Premature voluntary release, (PVR), it was used in most conversations between recruits, I expect it was because the training was hard and the discipline was probably a new concept to many. PVR was like a tainted way of leaving the navy early, set in by the establishment for the few who just couldn't cope with the life style, for some it was like a hidden trap-door that opened when it was known that they were not going to make it.
We lost several Weegies in the first week, and I must admit I was tempted myself, I remember thinking about all my school friends,unemployed and playing football everyday. It was but a passing phase.
Having learnt on paper how a three in one whaler worked we soon were given the chance to put theory into practice, we were let loose in the confines of Plymouth dockyard. With the possibility of rain we had to wear oil-skin coats and a Fisherman's hat, later in
life I found out the hat was called a sou wester.

We boarded our whalers on the opposite side of the Tamar River, and set off using the boats engine, we went in and about several old frigates that were anchored in the middle of the river, they were in "mothballs", after we all had a shot of going ahead and astern, we then had to put up the mast and sail the whaler, all the words that we had read about in the naval manual were being used, and also many more that certainly were not, however they were being used in a nautical fashion.
We were sailing around, the rain had not arrived as had been predicted, the sun was beating down and there we were all trussed up in oil-skins and life jackets like an advert for the RNLI. Tourist boats were passing us with people in tee shirts and shorts. These boats I later found out were romantically called fanny boats, this had absolutely no relationship to the fanny in a previous post. They waved and smiled but it wasn't hard to imagine what they must have been saying under their breath. We were not allowed to wave back, these tourists were now called civilians, normal people but different, the difference I was not going to learn about for many years.We dropped the sail, and the anchor, we then made the boat ready for it's third mode of transport and finally I got to put my rowlock in a gunwale"out oars", We then pulled together or in fact we didn't do anything of the sort but after some encouraging naval slang we did get under way and we eventually made land with the threat of "no evening meal" hanging over us. All that was missing from my first day at sea was grog and a sea shanty.

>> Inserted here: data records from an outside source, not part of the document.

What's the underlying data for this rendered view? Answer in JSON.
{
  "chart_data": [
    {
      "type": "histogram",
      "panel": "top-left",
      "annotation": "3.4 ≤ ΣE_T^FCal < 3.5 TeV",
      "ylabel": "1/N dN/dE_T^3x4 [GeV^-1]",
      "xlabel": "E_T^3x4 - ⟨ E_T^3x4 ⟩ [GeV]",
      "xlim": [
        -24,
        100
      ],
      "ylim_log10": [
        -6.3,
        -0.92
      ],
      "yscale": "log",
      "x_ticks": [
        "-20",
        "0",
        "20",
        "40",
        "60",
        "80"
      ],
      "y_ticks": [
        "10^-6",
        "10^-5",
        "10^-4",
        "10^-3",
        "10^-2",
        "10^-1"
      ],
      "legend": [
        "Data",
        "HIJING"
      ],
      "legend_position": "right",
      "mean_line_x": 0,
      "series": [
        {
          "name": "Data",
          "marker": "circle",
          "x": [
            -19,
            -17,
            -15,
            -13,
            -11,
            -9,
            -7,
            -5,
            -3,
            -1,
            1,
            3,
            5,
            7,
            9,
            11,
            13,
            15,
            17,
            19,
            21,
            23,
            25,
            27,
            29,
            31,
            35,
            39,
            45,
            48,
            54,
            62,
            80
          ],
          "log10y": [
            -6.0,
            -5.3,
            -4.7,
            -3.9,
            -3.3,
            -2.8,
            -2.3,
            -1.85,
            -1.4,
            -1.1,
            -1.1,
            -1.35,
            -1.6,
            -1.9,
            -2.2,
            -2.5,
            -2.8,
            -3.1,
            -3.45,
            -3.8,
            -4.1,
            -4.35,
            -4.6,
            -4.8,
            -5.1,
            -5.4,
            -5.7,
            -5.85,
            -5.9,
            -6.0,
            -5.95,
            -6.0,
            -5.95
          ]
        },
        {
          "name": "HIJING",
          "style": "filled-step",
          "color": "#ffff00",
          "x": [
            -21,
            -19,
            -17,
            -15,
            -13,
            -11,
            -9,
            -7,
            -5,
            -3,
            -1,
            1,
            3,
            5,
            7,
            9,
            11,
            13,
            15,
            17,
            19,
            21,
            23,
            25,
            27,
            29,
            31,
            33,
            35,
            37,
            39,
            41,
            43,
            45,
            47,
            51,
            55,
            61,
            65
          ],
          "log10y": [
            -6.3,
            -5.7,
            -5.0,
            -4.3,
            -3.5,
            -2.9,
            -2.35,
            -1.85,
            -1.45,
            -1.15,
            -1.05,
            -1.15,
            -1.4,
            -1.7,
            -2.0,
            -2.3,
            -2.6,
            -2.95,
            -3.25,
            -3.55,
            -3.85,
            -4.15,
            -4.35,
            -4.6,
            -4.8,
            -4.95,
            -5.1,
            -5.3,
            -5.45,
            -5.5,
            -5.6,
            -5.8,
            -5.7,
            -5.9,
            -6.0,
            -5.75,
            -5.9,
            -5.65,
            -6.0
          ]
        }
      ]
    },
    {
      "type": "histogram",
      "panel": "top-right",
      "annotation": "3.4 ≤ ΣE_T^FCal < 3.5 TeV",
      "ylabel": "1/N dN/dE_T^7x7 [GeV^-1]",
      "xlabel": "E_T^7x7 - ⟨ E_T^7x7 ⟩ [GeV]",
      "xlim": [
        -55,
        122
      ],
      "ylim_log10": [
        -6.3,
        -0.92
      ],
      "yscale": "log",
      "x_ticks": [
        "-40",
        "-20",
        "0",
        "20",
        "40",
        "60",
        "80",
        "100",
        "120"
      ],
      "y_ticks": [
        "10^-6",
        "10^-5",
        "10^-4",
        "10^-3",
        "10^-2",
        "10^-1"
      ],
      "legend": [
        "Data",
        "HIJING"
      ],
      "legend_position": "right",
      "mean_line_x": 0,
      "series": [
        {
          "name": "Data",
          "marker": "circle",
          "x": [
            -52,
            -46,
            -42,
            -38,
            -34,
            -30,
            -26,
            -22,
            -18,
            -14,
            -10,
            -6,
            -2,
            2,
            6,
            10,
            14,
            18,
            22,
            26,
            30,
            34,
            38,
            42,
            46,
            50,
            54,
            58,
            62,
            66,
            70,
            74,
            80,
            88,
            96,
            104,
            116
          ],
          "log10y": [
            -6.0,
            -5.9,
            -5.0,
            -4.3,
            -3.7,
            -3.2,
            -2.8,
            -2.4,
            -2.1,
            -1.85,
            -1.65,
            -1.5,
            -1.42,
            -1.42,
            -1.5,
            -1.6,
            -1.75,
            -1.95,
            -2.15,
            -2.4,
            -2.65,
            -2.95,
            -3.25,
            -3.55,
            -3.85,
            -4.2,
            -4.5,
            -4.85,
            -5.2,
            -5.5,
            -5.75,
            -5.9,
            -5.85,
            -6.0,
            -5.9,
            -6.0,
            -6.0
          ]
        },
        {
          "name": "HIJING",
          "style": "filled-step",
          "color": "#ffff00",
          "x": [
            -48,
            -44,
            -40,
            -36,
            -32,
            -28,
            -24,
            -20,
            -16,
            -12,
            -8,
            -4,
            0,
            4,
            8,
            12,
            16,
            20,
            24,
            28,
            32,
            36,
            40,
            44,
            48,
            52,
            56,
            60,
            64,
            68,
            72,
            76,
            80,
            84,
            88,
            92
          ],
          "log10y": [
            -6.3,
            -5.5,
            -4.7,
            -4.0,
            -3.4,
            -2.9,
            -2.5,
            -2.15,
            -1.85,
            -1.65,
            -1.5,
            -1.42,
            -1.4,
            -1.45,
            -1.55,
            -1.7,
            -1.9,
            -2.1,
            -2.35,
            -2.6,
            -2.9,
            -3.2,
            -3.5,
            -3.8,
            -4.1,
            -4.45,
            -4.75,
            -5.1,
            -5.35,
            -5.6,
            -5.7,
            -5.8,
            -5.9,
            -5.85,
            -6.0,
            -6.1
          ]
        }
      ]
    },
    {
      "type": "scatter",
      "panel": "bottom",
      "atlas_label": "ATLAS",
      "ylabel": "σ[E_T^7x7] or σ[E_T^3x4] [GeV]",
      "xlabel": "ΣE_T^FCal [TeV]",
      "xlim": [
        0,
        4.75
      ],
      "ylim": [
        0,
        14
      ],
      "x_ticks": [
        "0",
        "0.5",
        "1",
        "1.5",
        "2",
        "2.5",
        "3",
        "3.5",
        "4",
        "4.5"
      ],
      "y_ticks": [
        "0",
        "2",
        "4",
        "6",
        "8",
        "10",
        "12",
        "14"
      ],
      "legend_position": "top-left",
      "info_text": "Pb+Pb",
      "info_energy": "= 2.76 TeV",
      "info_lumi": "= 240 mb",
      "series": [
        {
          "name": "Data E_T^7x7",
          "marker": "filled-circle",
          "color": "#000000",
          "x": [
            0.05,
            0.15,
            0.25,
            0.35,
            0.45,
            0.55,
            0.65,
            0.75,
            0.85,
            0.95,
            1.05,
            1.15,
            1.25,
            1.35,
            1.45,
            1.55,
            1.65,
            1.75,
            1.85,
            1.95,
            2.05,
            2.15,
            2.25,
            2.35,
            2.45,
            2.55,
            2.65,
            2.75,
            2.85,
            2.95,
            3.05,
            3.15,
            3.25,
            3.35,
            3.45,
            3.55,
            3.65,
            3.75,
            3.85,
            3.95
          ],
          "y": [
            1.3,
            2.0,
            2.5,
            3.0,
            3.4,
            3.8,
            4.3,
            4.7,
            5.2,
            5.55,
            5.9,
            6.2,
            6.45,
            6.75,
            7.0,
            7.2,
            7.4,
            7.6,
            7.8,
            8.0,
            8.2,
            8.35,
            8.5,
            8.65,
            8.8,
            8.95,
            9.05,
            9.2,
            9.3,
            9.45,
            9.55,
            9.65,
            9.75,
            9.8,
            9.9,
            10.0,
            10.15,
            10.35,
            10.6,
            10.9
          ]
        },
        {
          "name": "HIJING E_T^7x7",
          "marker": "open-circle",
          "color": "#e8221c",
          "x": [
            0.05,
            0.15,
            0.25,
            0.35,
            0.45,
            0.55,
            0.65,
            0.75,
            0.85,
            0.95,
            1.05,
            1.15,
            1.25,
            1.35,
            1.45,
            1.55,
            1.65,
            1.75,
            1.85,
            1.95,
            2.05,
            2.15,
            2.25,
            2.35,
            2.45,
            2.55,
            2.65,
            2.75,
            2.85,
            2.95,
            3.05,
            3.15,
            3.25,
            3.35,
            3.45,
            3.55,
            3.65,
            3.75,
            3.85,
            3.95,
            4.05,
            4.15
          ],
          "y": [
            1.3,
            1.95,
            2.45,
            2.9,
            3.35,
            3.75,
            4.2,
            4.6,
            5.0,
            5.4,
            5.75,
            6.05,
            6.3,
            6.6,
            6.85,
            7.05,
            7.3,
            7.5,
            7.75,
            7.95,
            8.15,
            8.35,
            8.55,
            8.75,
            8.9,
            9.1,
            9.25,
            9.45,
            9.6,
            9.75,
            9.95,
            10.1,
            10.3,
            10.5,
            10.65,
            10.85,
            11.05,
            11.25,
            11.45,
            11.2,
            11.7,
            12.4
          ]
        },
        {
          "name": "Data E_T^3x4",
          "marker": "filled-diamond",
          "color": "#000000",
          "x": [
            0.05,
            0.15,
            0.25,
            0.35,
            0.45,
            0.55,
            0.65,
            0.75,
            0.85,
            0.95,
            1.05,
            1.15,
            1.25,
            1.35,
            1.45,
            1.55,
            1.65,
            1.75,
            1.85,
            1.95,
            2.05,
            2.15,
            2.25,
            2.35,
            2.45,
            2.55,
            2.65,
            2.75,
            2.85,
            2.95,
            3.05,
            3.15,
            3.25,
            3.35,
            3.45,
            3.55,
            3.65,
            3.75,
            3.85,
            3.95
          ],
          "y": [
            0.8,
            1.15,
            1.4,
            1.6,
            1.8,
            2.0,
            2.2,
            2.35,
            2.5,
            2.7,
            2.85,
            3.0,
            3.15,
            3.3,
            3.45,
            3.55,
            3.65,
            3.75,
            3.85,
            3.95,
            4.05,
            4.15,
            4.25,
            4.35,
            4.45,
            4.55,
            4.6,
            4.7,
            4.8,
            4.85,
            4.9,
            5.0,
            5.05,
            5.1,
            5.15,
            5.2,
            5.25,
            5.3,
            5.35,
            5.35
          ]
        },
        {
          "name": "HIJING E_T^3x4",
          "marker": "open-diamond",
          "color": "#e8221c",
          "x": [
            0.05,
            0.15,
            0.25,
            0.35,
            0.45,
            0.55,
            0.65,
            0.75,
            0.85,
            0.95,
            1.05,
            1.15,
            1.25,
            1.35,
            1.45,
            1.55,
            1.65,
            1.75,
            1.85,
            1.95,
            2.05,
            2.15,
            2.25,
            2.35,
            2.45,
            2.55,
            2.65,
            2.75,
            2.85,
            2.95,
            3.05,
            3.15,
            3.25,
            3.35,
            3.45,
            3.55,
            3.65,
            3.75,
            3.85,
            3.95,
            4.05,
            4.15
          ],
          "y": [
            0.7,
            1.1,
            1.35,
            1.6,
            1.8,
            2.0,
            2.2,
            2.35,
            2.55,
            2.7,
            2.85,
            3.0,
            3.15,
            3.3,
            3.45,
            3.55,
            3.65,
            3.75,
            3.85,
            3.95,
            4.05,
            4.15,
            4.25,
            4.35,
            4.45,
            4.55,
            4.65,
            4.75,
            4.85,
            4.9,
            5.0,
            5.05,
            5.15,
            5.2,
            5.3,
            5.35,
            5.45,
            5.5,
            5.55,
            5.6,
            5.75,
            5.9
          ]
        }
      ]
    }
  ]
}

In the 1890's the Montague Whaler was adopted by the Royal Navy as a general purpose sea boat being named after Admiral Montague who was responsible for its development. Either 25 or 27ft long they were used throughout the fleet for more than 150 years. They were excellent sea boats and as lifeboats have made voyages of thousands of miles. Naturally the Navy raced them with ferocious competition between ships and shore bases for the trophy in the form of a cockerel, so that the winner could have the accolade of being called the "cock o' the fleet". It wasn't until latterly that an engine was introduced. The Montague has not been manufactured since the 1960's but the design has been used and changed in more recently made boats.The navy now use Rubber or Fibre glass boats.